I volunteered to do a monologue for my acting class two nights ago. I have a few from plays and films that I could have dug up, but I decided to write a “personal monologue” — a story about some aspect of my life or some event in my life, from my own, personal point of view. I wrote about my relationship with Mara — how we met and fell in love, her transition, and coming out to people and their reactions, from funny reactions of friends to the hostile reactions of some of my family members.

I wrote a two-page monologue in about an hour. The words just flowed through my hands to the keyboard and onto the computer document. I did it a few hours before class and had it largely memorized before I presented it, because I already knew the story. I just had to remember the order of the different sub-stories.
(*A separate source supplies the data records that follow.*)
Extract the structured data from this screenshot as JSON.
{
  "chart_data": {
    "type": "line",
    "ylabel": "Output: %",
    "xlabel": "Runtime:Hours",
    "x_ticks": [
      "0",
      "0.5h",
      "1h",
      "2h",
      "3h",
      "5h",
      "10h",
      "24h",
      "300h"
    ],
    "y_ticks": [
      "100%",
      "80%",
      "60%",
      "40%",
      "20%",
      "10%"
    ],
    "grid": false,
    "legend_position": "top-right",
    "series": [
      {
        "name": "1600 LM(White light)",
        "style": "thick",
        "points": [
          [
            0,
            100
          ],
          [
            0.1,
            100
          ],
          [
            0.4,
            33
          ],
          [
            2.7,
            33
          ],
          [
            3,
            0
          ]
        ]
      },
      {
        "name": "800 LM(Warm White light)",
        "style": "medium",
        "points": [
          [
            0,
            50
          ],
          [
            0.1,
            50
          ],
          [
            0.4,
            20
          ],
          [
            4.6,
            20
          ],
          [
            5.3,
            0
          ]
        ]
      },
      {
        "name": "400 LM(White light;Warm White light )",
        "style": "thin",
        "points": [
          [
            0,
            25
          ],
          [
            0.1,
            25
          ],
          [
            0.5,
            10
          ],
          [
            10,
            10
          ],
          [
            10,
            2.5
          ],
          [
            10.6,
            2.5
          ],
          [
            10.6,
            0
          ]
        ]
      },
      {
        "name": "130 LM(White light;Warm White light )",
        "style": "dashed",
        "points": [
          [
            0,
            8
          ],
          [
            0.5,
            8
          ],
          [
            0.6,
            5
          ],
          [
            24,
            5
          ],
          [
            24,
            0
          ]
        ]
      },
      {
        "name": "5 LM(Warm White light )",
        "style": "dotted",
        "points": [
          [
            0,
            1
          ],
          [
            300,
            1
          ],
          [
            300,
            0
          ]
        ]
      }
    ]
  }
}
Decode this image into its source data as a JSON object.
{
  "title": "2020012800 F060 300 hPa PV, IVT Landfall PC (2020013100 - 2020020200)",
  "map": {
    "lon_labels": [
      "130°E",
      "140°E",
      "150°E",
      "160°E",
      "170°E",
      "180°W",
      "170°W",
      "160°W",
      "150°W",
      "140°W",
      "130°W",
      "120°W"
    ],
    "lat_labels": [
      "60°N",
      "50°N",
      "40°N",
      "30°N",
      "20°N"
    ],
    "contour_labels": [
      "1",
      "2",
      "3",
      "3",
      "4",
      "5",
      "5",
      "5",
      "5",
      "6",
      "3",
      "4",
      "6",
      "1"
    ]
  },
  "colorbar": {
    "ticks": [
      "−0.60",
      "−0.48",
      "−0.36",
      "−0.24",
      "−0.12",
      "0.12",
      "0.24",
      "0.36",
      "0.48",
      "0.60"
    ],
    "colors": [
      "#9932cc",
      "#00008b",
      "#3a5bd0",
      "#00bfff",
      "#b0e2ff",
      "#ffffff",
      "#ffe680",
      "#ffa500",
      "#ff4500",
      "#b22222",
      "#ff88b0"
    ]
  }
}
When I read it aloud to myself, I cried. And when I delivered it, I could hear a few classmates sniffle from crying; and I even teared up a couple of times. When I was done, the teacher gave me really good feedback. The purpose of a personal monologue is to deliver something that comes from your heart, so that the audience really gets you, and then use that experience when delivering lines in scripts written by other people. I nailed the first part. The teacher even said I could eventually expand the monologue into a one-woman show. He’s not the first person to suggest that.

But the best compliment was when he told me it was a very well-written piece. It had peaks and valleys, humorous and deadly serious moments, and a beginning, middle and end. I’ve read that, when you’re doing something you love, it comes easy and you do it well. That was the case with this monologue. And yes, I am going to expand it into something — maybe a one-woman show, maybe a full pay script. The working title is “Mara and Me.”